The drivers of dirtier vehicles respond substantially more to changes in fuel prices than the drivers of clean vehicles.

Driving a car produces an externality -- pollution -- that imposes various economic costs, but drivers do not directly pay for that externality. The efficient economic remedy would tax individual drivers based on their vehicles' emissions, but that is currently impractical. Taxing gasoline purchases, which are related to emissions, is an indirect alternative, but the gasoline tax does not take into account the variation across vehicles in per-gallon emissions. In The Welfare Impact of Indirect Pigouvian Taxation: Evidence from Transportation (NBER Working Paper No. 18849), Christopher Knittel and Ryan Sandler examine how differences in consumers' price sensitivity of demand for gasoline, and variation in per-gallon emissions across vehicles, affect the efficiency of the gasoline tax as a policy instrument for reducing pollution.

Using vehicle data from California for the period 1998 to 2008, they find that the variation in vehicle emissions is correlated with how vehicle-specific-miles-driven respond to a change in gasoline prices. The drivers of dirtier vehicles respond substantially more to changes in fuel prices than the drivers of clean vehicles. This means that the local pollution-lowering benefits from an increase in the gasoline tax are larger than estimates based on equal-demand responses across all drivers.

In fact, the authors estimate that the health benefits of a gasoline tax would increase by 90 percent once the variation in responsiveness of vehicle emissions is taken into account. This result is not driven by a vintage effect, whereby older vehicles are more responsive to changes in gasoline prices and at the same time have higher emissions.
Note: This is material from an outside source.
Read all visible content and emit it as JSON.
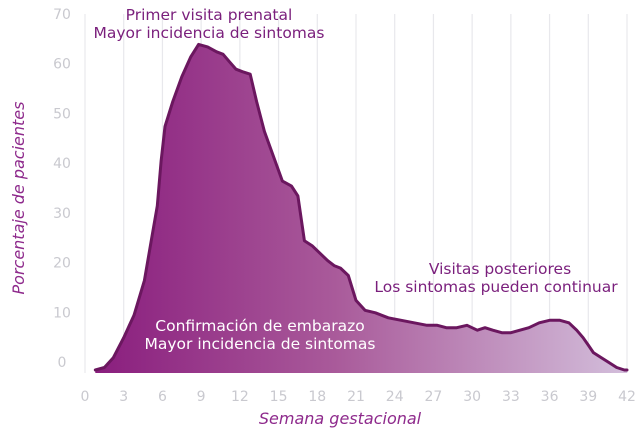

The authors find that a uniform tax on emissions -- currently impractical but often discussed -- would perform poorly in eliminating the inefficiencies associated with vehicle emissions. Over 75 percent of those inefficiencies would remain with such a tax. The dirtiest vehicles, which are most responsive to an emissions tax, would not be taxed enough while some clean vehicles would be over-taxed. One potential strategy for reducing these inefficiencies would be to condition taxes based on vehicle type, and particularly on the age of the vehicle. Another route would be to scrap the dirtiest 10 percent of vehicles, or to retire the most polluting vehicles through cash-for-clunkers or allowing gasoline taxes to be county-specific.